6. Weight Loss Surgery

  • Weight loss surgery is an option in carefully selected patients with clinically severe obesity (BMI ≥ 40 or ≥ 35 with comorbid conditions) when less invasive methods of weight loss have failed and the patient is at high risk for obesity-associated morbidity or mortality. Evidence Category B.

E. Goals for Weight Loss Maintenance

  • After successful weight loss, the likelihood of weight loss maintenance is enhanced by a program consisting of dietary therapy, physical activity, and behavior therapy, which should be continued indefinitely. Drug therapy can also be used. However, drug safety and efficacy beyond 1 year of total treatment have not been established. Evidence Category B.
  • A weight maintenance program should be a priority after the initial 6 months of weight loss therapy. Evidence Category B.

F. How To Maintain Weight Loss

  • The literature suggests that weight loss and weight maintenance therapies that provide a greater frequency of contacts between the patient and the practitioner and are provided over the long term should be put in place. This can lead to more successful weight loss and weight maintenance. Evidence Category C.
  • A weight loss and maintenance program can be conducted by a practitioner without specialization in weight loss so long as that person has the requisite interest and knowledge. However, various health professionals with different expertise are available and helpful to a practitioner who would like assistance. Evidence Category B.

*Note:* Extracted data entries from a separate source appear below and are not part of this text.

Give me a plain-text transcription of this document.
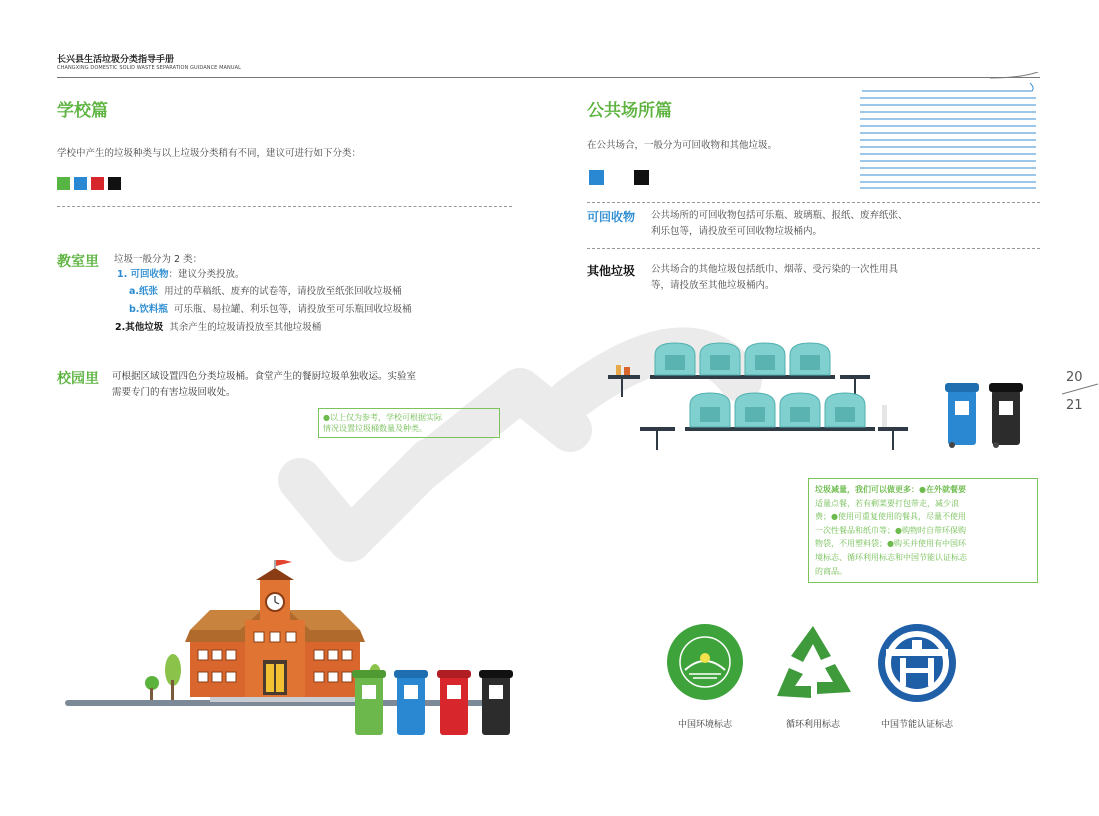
长兴县生活垃圾分类指导手册
CHANGXING DOMESTIC SOLID WASTE SEPARATION GUIDANCE MANUAL
学校篇
学校中产生的垃圾种类与以上垃圾分类稍有不同，建议可进行如下分类：
教室里 垃圾一般分为 2 类：
1. 可回收物：建议分类投放。
a.纸张 用过的草稿纸、废弃的试卷等，请投放至纸张回收垃圾桶
b.饮料瓶 可乐瓶、易拉罐、利乐包等，请投放至可乐瓶回收垃圾桶
2.其他垃圾 其余产生的垃圾请投放至其他垃圾桶
校园里 可根据区域设置四色分类垃圾桶。食堂产生的餐厨垃圾单独收运。实验室
需要专门的有害垃圾回收处。
●以上仅为参考，学校可根据实际
情况设置垃圾桶数量及种类。
公共场所篇
在公共场合，一般分为可回收物和其他垃圾。
可回收物 公共场所的可回收物包括可乐瓶、玻璃瓶、报纸、废弃纸张、
利乐包等，请投放至可回收物垃圾桶内。
其他垃圾 公共场合的其他垃圾包括纸巾、烟蒂、受污染的一次性用具
等，请投放至其他垃圾桶内。
垃圾减量，我们可以做更多：●在外就餐要
适量点餐，若有剩菜要打包带走，减少浪
费；●使用可重复使用的餐具，尽量不使用
一次性餐品和纸巾等；●购物时自带环保购
物袋，不用塑料袋；●购买并使用有中国环
境标志、循环利用标志和中国节能认证标志
的商品。
中国环境标志	循环利用标志	中国节能认证标志
20
21
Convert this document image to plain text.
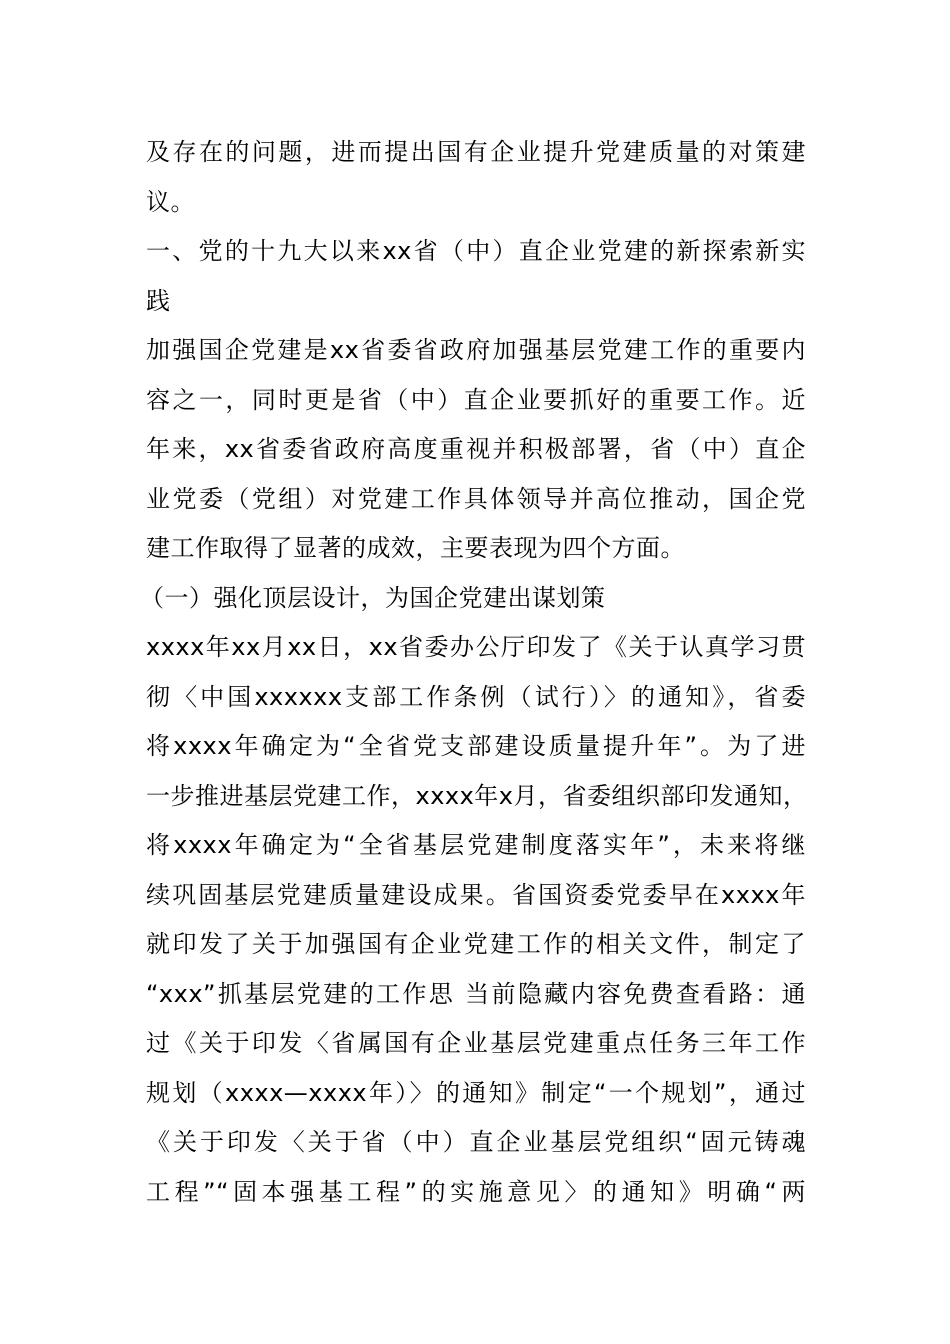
及存在的问题，进而提出国有企业提升党建质量的对策建
议。
一、党的十九大以来xx省（中）直企业党建的新探索新实
践
加强国企党建是xx省委省政府加强基层党建工作的重要内
容之一，同时更是省（中）直企业要抓好的重要工作。近
年来，xx省委省政府高度重视并积极部署，省（中）直企
业党委（党组）对党建工作具体领导并高位推动，国企党
建工作取得了显著的成效，主要表现为四个方面。
（一）强化顶层设计，为国企党建出谋划策
xxxx年xx月xx日，xx省委办公厅印发了《关于认真学习贯
彻〈中国xxxxxx支部工作条例（试行）〉的通知》，省委
将xxxx年确定为“全省党支部建设质量提升年”。为了进
一步推进基层党建工作，xxxx年x月，省委组织部印发通知，
将xxxx年确定为“全省基层党建制度落实年”，未来将继
续巩固基层党建质量建设成果。省国资委党委早在xxxx年
就印发了关于加强国有企业党建工作的相关文件，制定了
“xxx”抓基层党建的工作思 当前隐藏内容免费查看路：通
过《关于印发〈省属国有企业基层党建重点任务三年工作
规划（xxxx—xxxx年）〉的通知》制定“一个规划”，通过
《关于印发〈关于省（中）直企业基层党组织“固元铸魂
工程”“固本强基工程”的实施意见〉的通知》明确“两
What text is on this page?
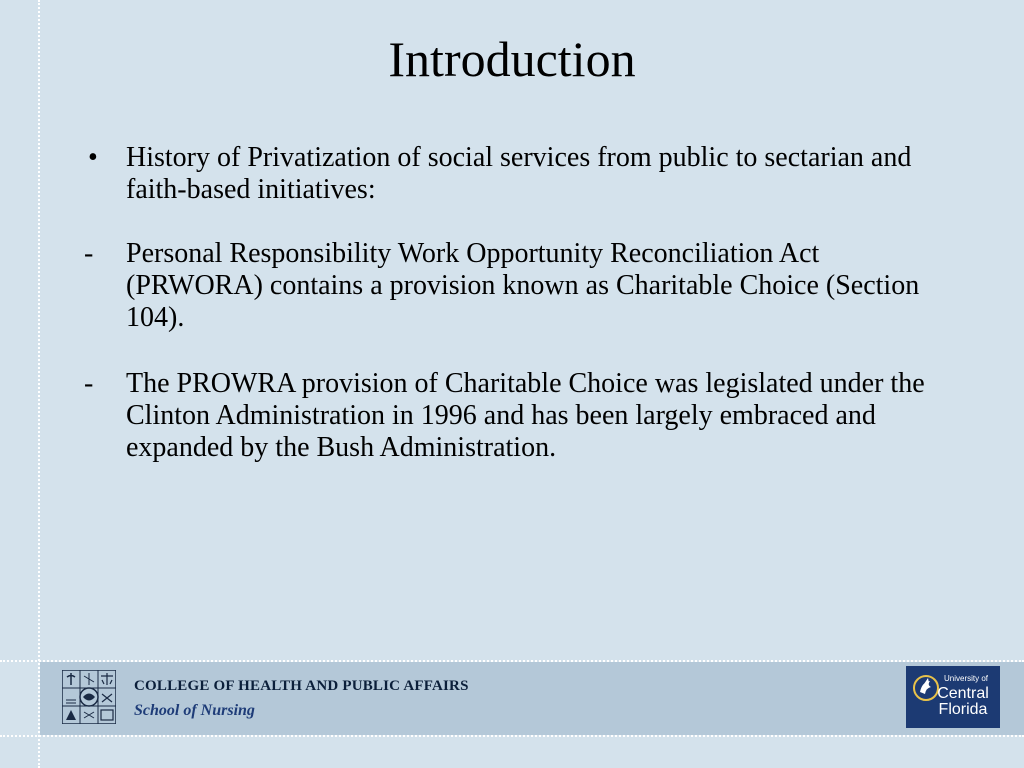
Introduction
•	History of Privatization of social services from public to sectarian and faith-based initiatives:
-	Personal Responsibility Work Opportunity Reconciliation Act (PRWORA) contains a provision known as Charitable Choice (Section 104).
-	The PROWRA provision of Charitable Choice was legislated under the Clinton Administration in 1996 and has been largely embraced and expanded by the Bush Administration.
COLLEGE OF HEALTH AND PUBLIC AFFAIRS
School of Nursing
University of
Central
Florida
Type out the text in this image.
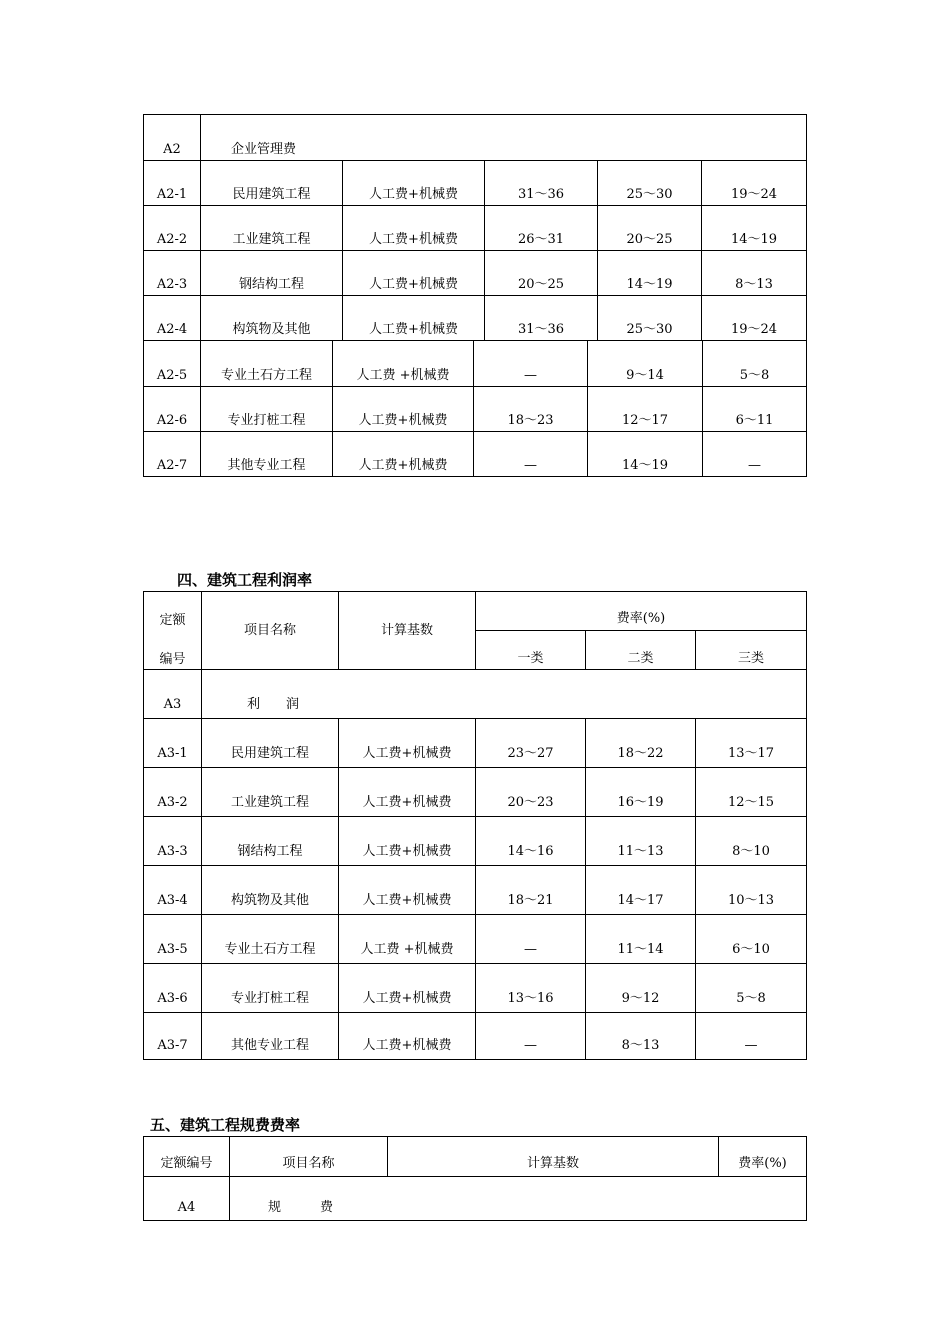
A2	企业管理费				
A2-1	民用建筑工程	人工费+机械费	31～36	25～30	19～24
A2-2	工业建筑工程	人工费+机械费	26～31	20～25	14～19
A2-3	钢结构工程	人工费+机械费	20～25	14～19	8～13
A2-4	构筑物及其他	人工费+机械费	31～36	25～30	19～24
A2-5	专业土石方工程	人工费 +机械费	—	9～14	5～8
A2-6	专业打桩工程	人工费+机械费	18～23	12～17	6～11
A2-7	其他专业工程	人工费+机械费	—	14～19	—
四、建筑工程利润率
定额
编号	项目名称	计算基数	费率(%)		
			一类	二类	三类
A3	利　　润				
A3-1	民用建筑工程	人工费+机械费	23～27	18～22	13～17
A3-2	工业建筑工程	人工费+机械费	20～23	16～19	12～15
A3-3	钢结构工程	人工费+机械费	14～16	11～13	8～10
A3-4	构筑物及其他	人工费+机械费	18～21	14～17	10～13
A3-5	专业土石方工程	人工费 +机械费	—	11～14	6～10
A3-6	专业打桩工程	人工费+机械费	13～16	9～12	5～8
A3-7	其他专业工程	人工费+机械费	—	8～13	—
五、建筑工程规费费率
定额编号	项目名称	计算基数	费率(%)
A4	规　　　费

G. Special Treatment Groups

  • All smokers, regardless of their weight status, should quit smoking. Evidence Category A. Prevention of weight gain should be encouraged and if weight gain does occur, it should be treated through diet, physical activity, and behavior therapy, maintaining the primary emphasis on the abstinence from smoking. Evidence Category C.
  • A clinical decision to forego obesity treatment in older adults should be guided by an evaluation of the potential benefits of weight reduction for day-to-day functioning and reduction of the risk of future cardiovascular events, as well as the patient's motivation for weight reduction. Care must be taken to ensure that any weight reduction program minimizes the likelihood of adverse effects on bone health or other aspects of nutritional status. Evidence Category D.
  • The possibility that a standard approach to weight loss will work differently in diverse patient populations must be considered when setting expectations about treatment outcomes. Evidence Category B.